Certains opposants ont pointé une atteinte à la laïcité, le président de région Laurent Wauquiez annonçant couper les subventions régionales à la ville "face à ce séparatisme". D'un point de vue juridique, le port du burkini dans les piscines municipales "ne pose pas de difficulté", selon Julie Arroyo, maître de conférence en droit public à l'université Grenoble-Alpes. Spécialiste en droit des libertés fondamentales, elle estime que ce texte ne contrevient pas au principe de laïcité.
Le conseil municipal de Grenoble a adopté la modification du règlement des piscines autorisant le port du burkini. Ce texte pose-t-il une quelconque difficulté d'un point de vue juridique ?
Julie Arroyo : "C'est un texte très classique. Un acte réglementaire ne peut restreindre la liberté individuelle que s'il y a des considérations d'ordre public, en l'occurrence, pour un règlement de piscine municipale, il s’agit essentiellement de l'hygiène et de la sécurité.
On comprend bien la distinction entre, d’un côté, les tenues amples et les shorts de bain et, de l’autre, les burkinis près du corps et dans une matière spéciale. Les premiers sont interdits dans la mesure où ils peuvent poser des difficultés au regard de l’hygiène et de la sécurité : il est plus difficile de secourir une personne revêtue d’un habit ample. Quant aux burkinis répondant aux conditions posées, près du corps et dans une matière spéciale, ils ne sont pas mentionnés dans le règlement et se trouvent, de fait, autorisés, dans la mesure où ils n’interfèrent pas avec l’ordre public.
Mais d'un point de vue juridique, la délibération ne pose pas de difficulté. C'est un texte tout à fait classique justifié par des considérations d'ordre public. Il n'y a pas de problème de laïcité. C'est une méconnaissance du sens de la laïcité que de l'invoquer dans ce cadre.
Aux yeux de la loi, ce texte ne porte donc pas atteinte au principe de laïcité ?
Si le burkini est trop ample, il sera interdit par le règlement intérieur pour des considérations d'ordre public. Mais un burkini en matière spéciale pour la baignade, près du corps, il n'y a aucune raison qu'il soit interdit. Le fait qu'il s'agisse d'un signe religieux ne pose pas de difficulté. La laïcité est invoquée à tort puisqu'elle est au service de la liberté religieuse des citoyens, en particulier des usagers du service public que sont les femmes qui viennent à la piscine en portant le burkini.

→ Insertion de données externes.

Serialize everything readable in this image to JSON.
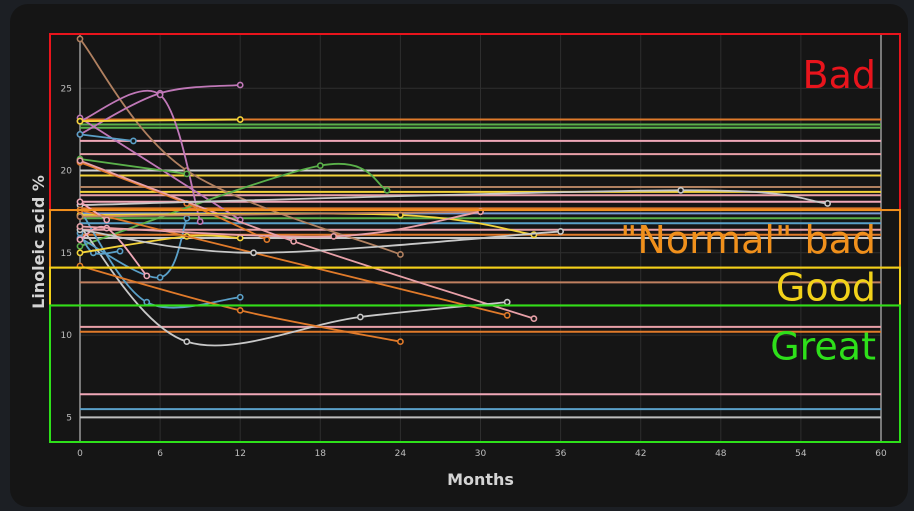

La laïcité impose la neutralité à l'Etat et à ses représentants, c'est-à-dire aux agents du service public, aux fonctionnaires pour permettre aux citoyens d'exercer leur liberté de croire ou de ne pas croire, de ne pas se sentir discriminés en raison de leur religion. L'argument de la laïcité n'est pas pertinent.
Pour résumer, l'autorisation du burkini dans une piscine municipale ne constitue pas un débat juridique en soi ?
S'il répond à ces exigences d'ordre public de sécurité et d'hygiène, il n'y a aucun débat. C'est surtout une question politique.
Pour contester cette délibération, le préfet de l'Isère a annoncé vouloir déposer un référé-laïcité dans le cadre de la loi "séparatisme" du 24 août 2021. Sur quelles bases se fonde ce recours ?
Le déféré-laïcité est un nouveau recours ouvert aux préfets, issu de la loi "séparatisme" d’août 2021. Il permet au préfet qui souhaiterait demander au juge administratif l’annulation d’un acte adopté par une collectivité, par exemple la délibération du conseil municipal, d’assortir son recours au fond d’une demande de suspension de l’acte.
Si l’acte en question est "de nature à compromettre l’exercice d’une liberté publique ou individuelle, ou à porter gravement atteinte aux principes de laïcité et de neutralité des services public", il pourra être suspendu dans les 48 heures. Il est très peu probable que cela fonctionne dans cette affaire, la demande de suspension sera certainement rejetée. Quant au recours au fond, je pense qu’il a peu de chances d’aboutir.
Un juge administratif s'est-il déjà prononcé dans ce cadre ?
Ce type de procédure est assez nouveau. C'est un recours intenté par le préfet avec, éventuellement, une demande de suspension de l'acte. Il faut quand même qu'il y ait un doute sérieux sur la légalité de l'acte attaqué pour obtenir la suspension. Il va être intéressant de voir si, pour le juge, il y a un doute sur la légalité au niveau de ces questions de laïcité, mais cela m'étonnerait.
Cela serait même assez inquiétant parce que si l'on considère qu'il y a un problème de laïcité dans ce cas, c'est qu'on commence à transformer la laïcité. C'est un mouvement qui existe, qui est dénoncé par certains universitaires. On tend à utiliser la laïcité pour restreindre la liberté des individus alors qu'à l'origine, elle n'est pas pensée comme cela. Elle est pensée comme étant au service de cette liberté.
Que dit la justice sur l'autorisation du port du burkini dans un espace public ?
Le Conseil d'Etat s'est prononcé sur des arrêtés pris par des maires pour interdire l'accès aux plages aux personnes qui revêtent le burkini. Il s'agissait d'un contexte un petit peu différent, mais il a bien rappelé que l'on ne peut pas limiter la liberté religieuse dans ce cadre en se fondant sur des considérations telles que la laïcité. Il faut se fonder sur l'ordre public. On peut interdire le burkini sur les plages temporairement s'il y a des violences, des rixes. Mais sinon, on ne peut pas l'interdire en tant que tel.
Dans les piscines, la discussion va surtout porter, à mon sens, sur la question de savoir si le burkini pose des problèmes d’hygiène et de sécurité. Le Défenseur des droits, dans une recommandation de 2018, a estimé que ce n’était pas le cas."